Yüce Allah'ın satvetlerinden ve O'nun intikam almasını gerektiren günahlar üzerinde ısrar etmekten O'na sığınırız.

 

es-Süheyli dedi ki: Bu yüksek köşk Şeddad b. Ad b. İrem'in yaptırdığı bir köşktür. Nakledip iddia ettiklerine göre yeryüzünde onun bir benzeri yapılmamıştır. Bunun da durumu aynen sözü edilen kuyu gibi olmuştu, yani önceleri orada insanlar varken sonradan ıpıssız kalmıştır. Önceleri mamurken sonradan kurumuştur. Hiçbir kimse onun yanına bir çok millik mesafe kadar dahi ona yaklaşamaz çünkü orada işittiği cinlerin çalgıları ve görülmedik sesler buna imkan vermemektedir.
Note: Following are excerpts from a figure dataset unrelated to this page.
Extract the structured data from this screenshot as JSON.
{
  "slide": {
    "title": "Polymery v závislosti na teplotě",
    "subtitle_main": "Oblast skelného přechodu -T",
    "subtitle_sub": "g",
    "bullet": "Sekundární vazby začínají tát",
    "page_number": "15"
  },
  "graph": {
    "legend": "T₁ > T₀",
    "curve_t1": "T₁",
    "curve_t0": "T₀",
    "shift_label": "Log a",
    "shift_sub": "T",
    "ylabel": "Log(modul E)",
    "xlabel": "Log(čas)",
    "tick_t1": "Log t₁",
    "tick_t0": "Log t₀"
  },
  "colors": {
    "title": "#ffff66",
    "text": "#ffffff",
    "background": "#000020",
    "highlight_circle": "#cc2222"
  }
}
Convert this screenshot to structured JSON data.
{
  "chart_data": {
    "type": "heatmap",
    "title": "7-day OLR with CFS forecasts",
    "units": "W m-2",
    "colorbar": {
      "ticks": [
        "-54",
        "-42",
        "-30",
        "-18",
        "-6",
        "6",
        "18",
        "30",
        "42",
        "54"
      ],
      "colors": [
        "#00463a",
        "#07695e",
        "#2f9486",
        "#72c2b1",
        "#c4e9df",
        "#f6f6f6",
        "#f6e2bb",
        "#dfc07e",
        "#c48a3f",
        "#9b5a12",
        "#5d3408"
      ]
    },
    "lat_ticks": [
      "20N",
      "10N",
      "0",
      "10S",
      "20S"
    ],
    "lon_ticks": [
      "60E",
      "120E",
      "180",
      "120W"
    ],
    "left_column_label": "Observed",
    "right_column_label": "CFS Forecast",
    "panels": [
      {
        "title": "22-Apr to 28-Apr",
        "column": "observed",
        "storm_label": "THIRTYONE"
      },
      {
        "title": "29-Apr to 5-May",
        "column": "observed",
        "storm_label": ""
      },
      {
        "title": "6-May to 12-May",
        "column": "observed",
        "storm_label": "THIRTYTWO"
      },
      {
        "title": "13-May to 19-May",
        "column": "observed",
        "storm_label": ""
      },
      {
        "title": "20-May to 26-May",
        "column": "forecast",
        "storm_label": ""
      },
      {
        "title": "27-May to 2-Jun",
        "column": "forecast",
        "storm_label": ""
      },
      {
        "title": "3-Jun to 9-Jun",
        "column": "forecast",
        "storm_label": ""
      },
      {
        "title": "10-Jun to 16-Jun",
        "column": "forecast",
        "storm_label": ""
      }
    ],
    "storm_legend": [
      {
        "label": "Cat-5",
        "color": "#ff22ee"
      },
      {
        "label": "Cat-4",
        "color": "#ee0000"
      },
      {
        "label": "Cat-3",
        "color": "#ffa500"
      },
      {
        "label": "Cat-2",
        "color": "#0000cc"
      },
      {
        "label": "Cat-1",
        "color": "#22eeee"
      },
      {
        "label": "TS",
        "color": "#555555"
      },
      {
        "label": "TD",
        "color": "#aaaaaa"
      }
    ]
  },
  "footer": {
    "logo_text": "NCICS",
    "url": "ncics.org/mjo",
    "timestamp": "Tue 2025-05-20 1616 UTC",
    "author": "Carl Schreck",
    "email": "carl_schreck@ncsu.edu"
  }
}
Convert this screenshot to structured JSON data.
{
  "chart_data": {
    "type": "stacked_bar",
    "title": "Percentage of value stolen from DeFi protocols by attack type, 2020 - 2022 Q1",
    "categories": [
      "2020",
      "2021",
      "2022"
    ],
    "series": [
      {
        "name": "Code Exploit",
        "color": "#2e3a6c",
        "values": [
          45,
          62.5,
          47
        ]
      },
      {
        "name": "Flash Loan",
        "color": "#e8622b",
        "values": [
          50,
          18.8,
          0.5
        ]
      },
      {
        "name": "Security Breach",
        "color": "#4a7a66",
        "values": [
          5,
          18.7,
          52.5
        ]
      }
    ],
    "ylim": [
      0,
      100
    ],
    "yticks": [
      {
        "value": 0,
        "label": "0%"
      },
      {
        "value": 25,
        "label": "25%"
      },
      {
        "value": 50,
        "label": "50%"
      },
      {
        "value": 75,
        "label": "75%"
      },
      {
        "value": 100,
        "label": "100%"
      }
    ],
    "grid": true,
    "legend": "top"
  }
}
Halbuki daha önceden pek çok nimetler, rahat bir yaşayış, göz kamaştırıcı bir mülk ve insanlar arasında bir gerdanlık ahenginde bir düzen vardı. Fakat yok oldular ve bir daha geri dönemediler.

 

Şanı Yüce Allah işte bu ayet-i kerimede bir öğüt, bir ibret ve bir hatırlatma olmak üzere onları hatırlatmaktadır. Masiyetin içine düşüp kalmaktan ve kötü akıbete uğramaktan sakındırarak onları hatırlamamızı istemektedir. Böyle bir durumdan Yüce Allah'a sığınırız, kötü akıbetten O'nun himayesini taleb ederiz.

 

Şöyle de denilmiştir: Onları helak eden, daha önceden el-Enbiya Suresi'nde: ''(Halkı) zalim olan nice ülkeler helak ettik.'' (el-Enbiya, 11) buyruğunu açıklarken belirttiğimiz üzere Buht Nassar'dır. Bunun sonucunda kuyuları ıpıssız kalmış ve sarayları harab olmuştu.